AI-driven fraud detection tools can analyze clients’ behavior, track their locations, and determine their purchasing habits. Therefore, they can quickly detect any unusual activities that diverge from the regular spending pattern of a certain client.

Banks can also use artificial intelligence to deal with other types of financial crime. For instance, AI can be used to fight money laundering. Machine learning algorithms can quickly detect suspicious activity and minimize the costs of investigating money-laundering schemes. According to research, AI can decrease the cost of investigations by 20%.

Personalized Banking

The advantages of AI become obvious when it comes to personalization and providing additional benefits for users. For instance, banks use AI-powered chatbots to offer timely help while also minimizing the workload of their call centers. Financial organizations can also use various voice-controlled virtual assistants.

Such solutions are self-learning so they become more and more effective as you use them. Both virtual assistants and chatbots can also be integrated with other software. For instance, they can schedule payments, monitor account activity, and check balances.

There are also many apps that offer personalized financial advice so that users can achieve their financial goals. These smart systems can track regular expenses, income, and purchasing habits to provide the necessary financial suggestions and optimized plans.

What to Expect in the Future from AI in Finacial services

Customer service

Conversational interfaces and chatbots are becoming more and more common. There are many universal chatbot solutions that can be used by companies from different niches, but companies like Kasisto are already developing industry-specific software intended for banks and other financial organizations. Such software will help customers make the necessary calculations and evaluate their budgets quickly.

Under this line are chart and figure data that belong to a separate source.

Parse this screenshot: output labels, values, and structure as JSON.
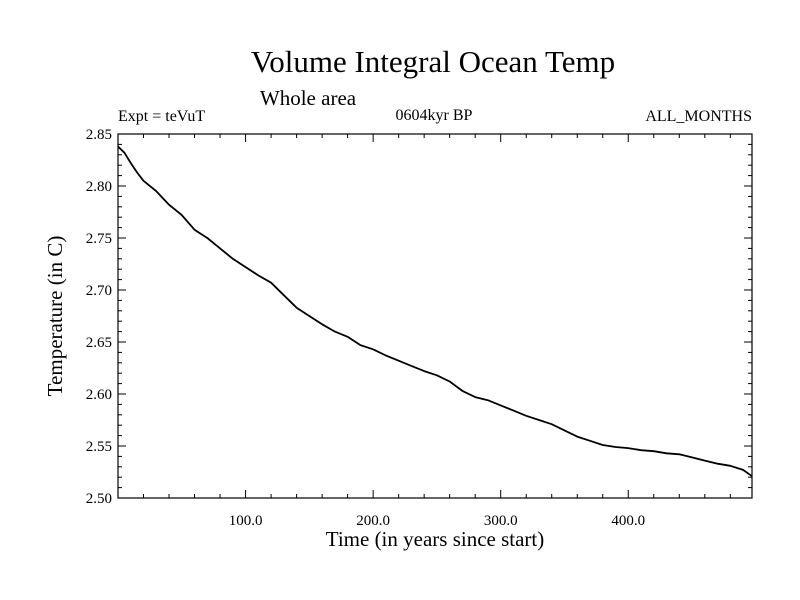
{
  "chart_data": {
    "type": "line",
    "title": "Volume Integral Ocean Temp",
    "subtitle": "Whole area",
    "annotations": {
      "left": "Expt = teVuT",
      "center": "0604kyr BP",
      "right": "ALL_MONTHS"
    },
    "xlabel": "Time (in years since start)",
    "ylabel": "Temperature (in C)",
    "xlim": [
      0,
      497
    ],
    "ylim": [
      2.5,
      2.85
    ],
    "xticks": [
      100,
      200,
      300,
      400
    ],
    "xtick_labels": [
      "100.0",
      "200.0",
      "300.0",
      "400.0"
    ],
    "yticks": [
      2.5,
      2.55,
      2.6,
      2.65,
      2.7,
      2.75,
      2.8,
      2.85
    ],
    "ytick_labels": [
      "2.50",
      "2.55",
      "2.60",
      "2.65",
      "2.70",
      "2.75",
      "2.80",
      "2.85"
    ],
    "grid": false,
    "line_color": "#000000",
    "series": [
      {
        "x": [
          0,
          5,
          10,
          15,
          20,
          30,
          40,
          50,
          60,
          70,
          80,
          90,
          100,
          110,
          120,
          130,
          140,
          150,
          160,
          170,
          180,
          190,
          200,
          210,
          220,
          230,
          240,
          250,
          260,
          270,
          280,
          290,
          300,
          310,
          320,
          330,
          340,
          350,
          360,
          370,
          380,
          390,
          400,
          410,
          420,
          430,
          440,
          450,
          460,
          470,
          480,
          490,
          497
        ],
        "values": [
          2.838,
          2.832,
          2.822,
          2.813,
          2.805,
          2.795,
          2.782,
          2.772,
          2.758,
          2.75,
          2.74,
          2.73,
          2.722,
          2.714,
          2.707,
          2.695,
          2.683,
          2.675,
          2.667,
          2.66,
          2.655,
          2.647,
          2.643,
          2.637,
          2.632,
          2.627,
          2.622,
          2.618,
          2.612,
          2.603,
          2.597,
          2.594,
          2.589,
          2.584,
          2.579,
          2.575,
          2.571,
          2.565,
          2.559,
          2.555,
          2.551,
          2.549,
          2.548,
          2.546,
          2.545,
          2.543,
          2.542,
          2.539,
          2.536,
          2.533,
          2.531,
          2.527,
          2.521
        ]
      }
    ]
  }
}
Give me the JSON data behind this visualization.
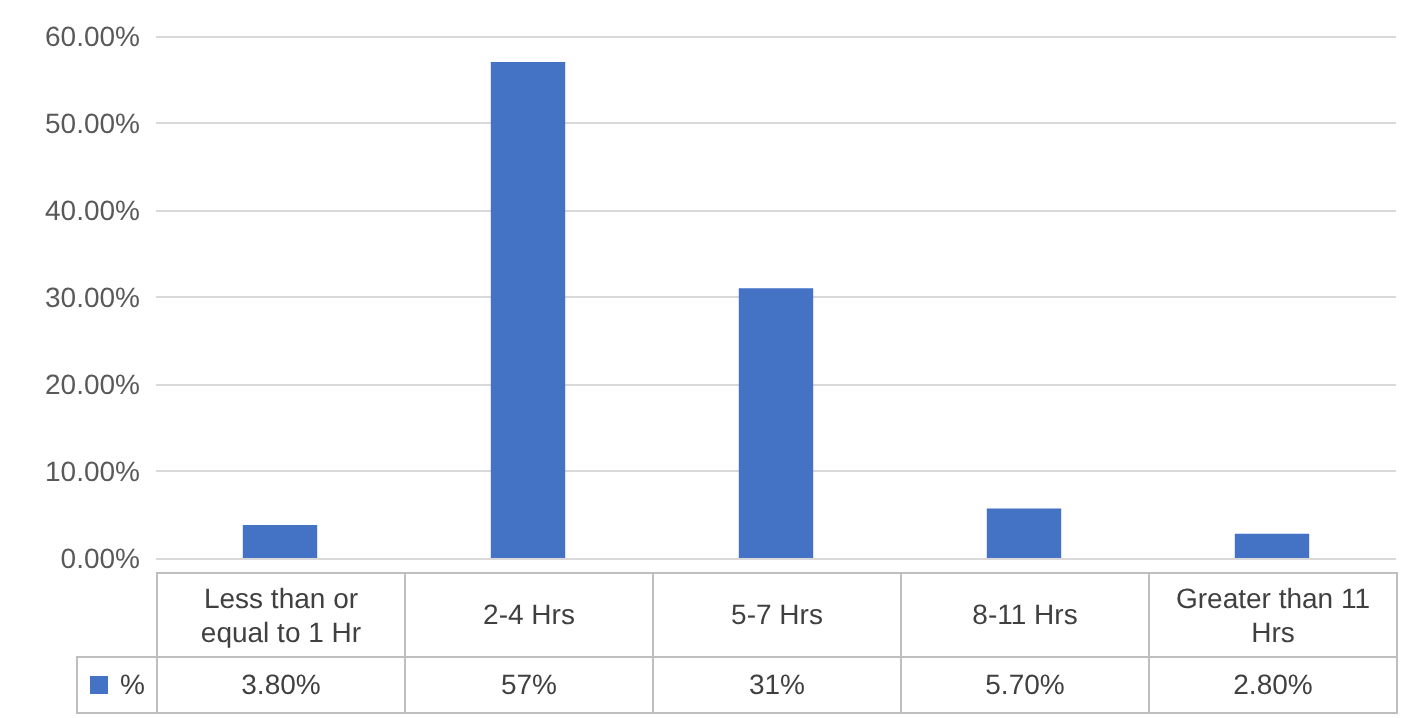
{
  "chart_data": {
    "type": "bar",
    "categories": [
      "Less than or equal to 1 Hr",
      "2-4 Hrs",
      "5-7 Hrs",
      "8-11 Hrs",
      "Greater than 11 Hrs"
    ],
    "series": [
      {
        "name": "%",
        "color": "#4472c4",
        "values": [
          3.8,
          57,
          31,
          5.7,
          2.8
        ],
        "value_labels": [
          "3.80%",
          "57%",
          "31%",
          "5.70%",
          "2.80%"
        ]
      }
    ],
    "ylim": [
      0,
      60
    ],
    "yticks": [
      {
        "value": 0,
        "label": "0.00%"
      },
      {
        "value": 10,
        "label": "10.00%"
      },
      {
        "value": 20,
        "label": "20.00%"
      },
      {
        "value": 30,
        "label": "30.00%"
      },
      {
        "value": 40,
        "label": "40.00%"
      },
      {
        "value": 50,
        "label": "50.00%"
      },
      {
        "value": 60,
        "label": "60.00%"
      }
    ],
    "grid": "y"
  }
}
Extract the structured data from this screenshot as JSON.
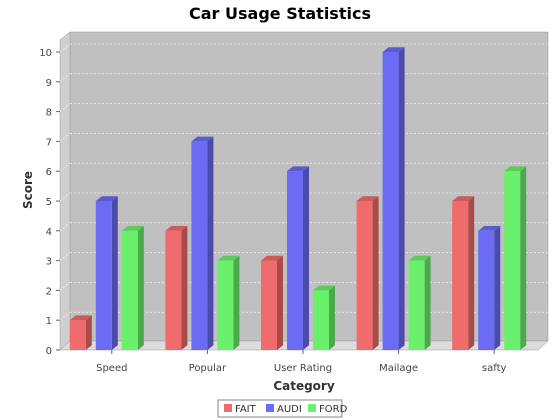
{
  "chart_data": {
    "type": "bar",
    "title": "Car Usage Statistics",
    "xlabel": "Category",
    "ylabel": "Score",
    "categories": [
      "Speed",
      "Popular",
      "User Rating",
      "Mailage",
      "safty"
    ],
    "series": [
      {
        "name": "FAIT",
        "color": "#f06b6b",
        "values": [
          1,
          4,
          3,
          5,
          5
        ]
      },
      {
        "name": "AUDI",
        "color": "#6b6bf5",
        "values": [
          5,
          7,
          6,
          10,
          4
        ]
      },
      {
        "name": "FORD",
        "color": "#6bf06b",
        "values": [
          4,
          3,
          2,
          3,
          6
        ]
      }
    ],
    "yticks": [
      "0",
      "1",
      "2",
      "3",
      "4",
      "5",
      "6",
      "7",
      "8",
      "9",
      "10"
    ],
    "ylim": [
      0,
      10
    ],
    "grid": true,
    "legend_position": "bottom-center",
    "render": "3d"
  }
}
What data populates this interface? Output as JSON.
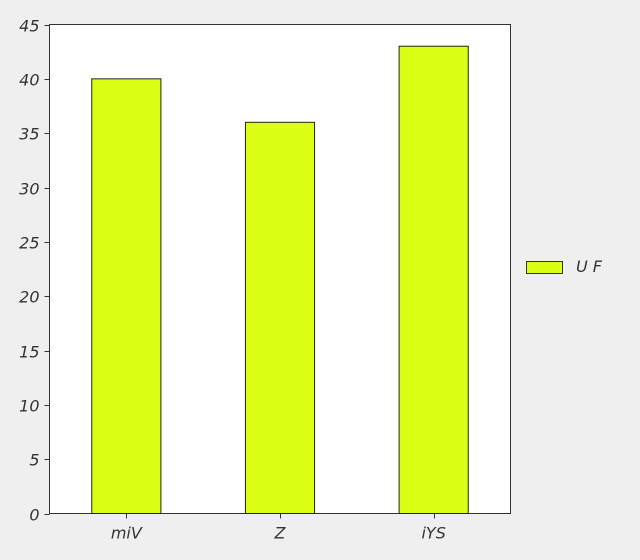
{
  "chart_data": {
    "type": "bar",
    "categories": [
      "miV",
      "Z",
      "iYS"
    ],
    "series": [
      {
        "name": "U F",
        "values": [
          40,
          36,
          43
        ],
        "color": "#ddff16"
      }
    ],
    "ylim": [
      0,
      45
    ],
    "yticks": [
      0,
      5,
      10,
      15,
      20,
      25,
      30,
      35,
      40,
      45
    ],
    "grid": false,
    "legend": "right"
  }
}
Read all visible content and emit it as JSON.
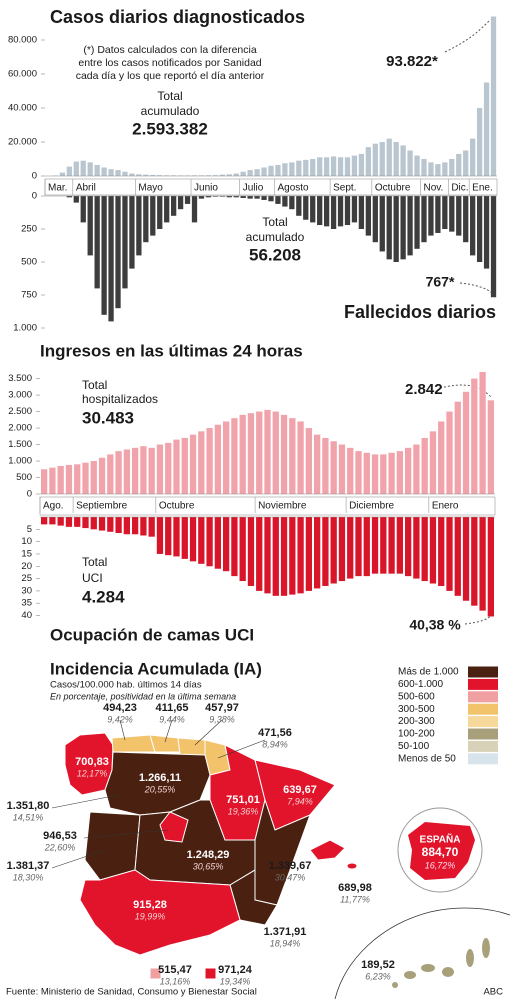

Besides, voice recognition enables banks to provide assistance in the most convenient way possible. Such solutions will inevitably become a huge competitive advantage because banks that offer quick interaction and querying will be able to attract customers of traditional banks that require their users to log onto banking portals, look for the necessary functions, and search for the necessary information themselves.

Standards of Security from AI in Finacial services

Passwords, usernames, and security questions may disappear from the financial industry in the next few years. Security is especially important in the financial industry because most people would rather have their social media accounts hacked than become victims of hackers who want to steal their credit card information. Therefore, the financial industry is most likely to use AI-backed security solutions to make sure that no one can access their customers’ data.

We’ve already mentioned that AI can detect unusual and suspicious behavior. Thanks to speech recognition and facial recognition, as well as the analysis of other biometric data, banks might add new layers of security or even replace traditional passwords with more effective approaches.

Recommendations

Automated solutions for financial sales already exist, but not all of them involve machine learning. Most often, these are rule-based systems. However, virtual assistants can also provide recommendations in a smarter way. For instance, they are already capable of making suggestions on possible changes to the portfolio, but they can also analyze various websites with recommendations on insurance services and help you choose a plan that meets your objectives.

AI-driven apps are becoming more and more personalized, and personalized recommendations are no longer used exclusively by companies like Netflix and Spotify. For instance, insurance companies have already started to rely on big data, and virtual assistants capable of providing personalized recommendations might replace personal financial assistants.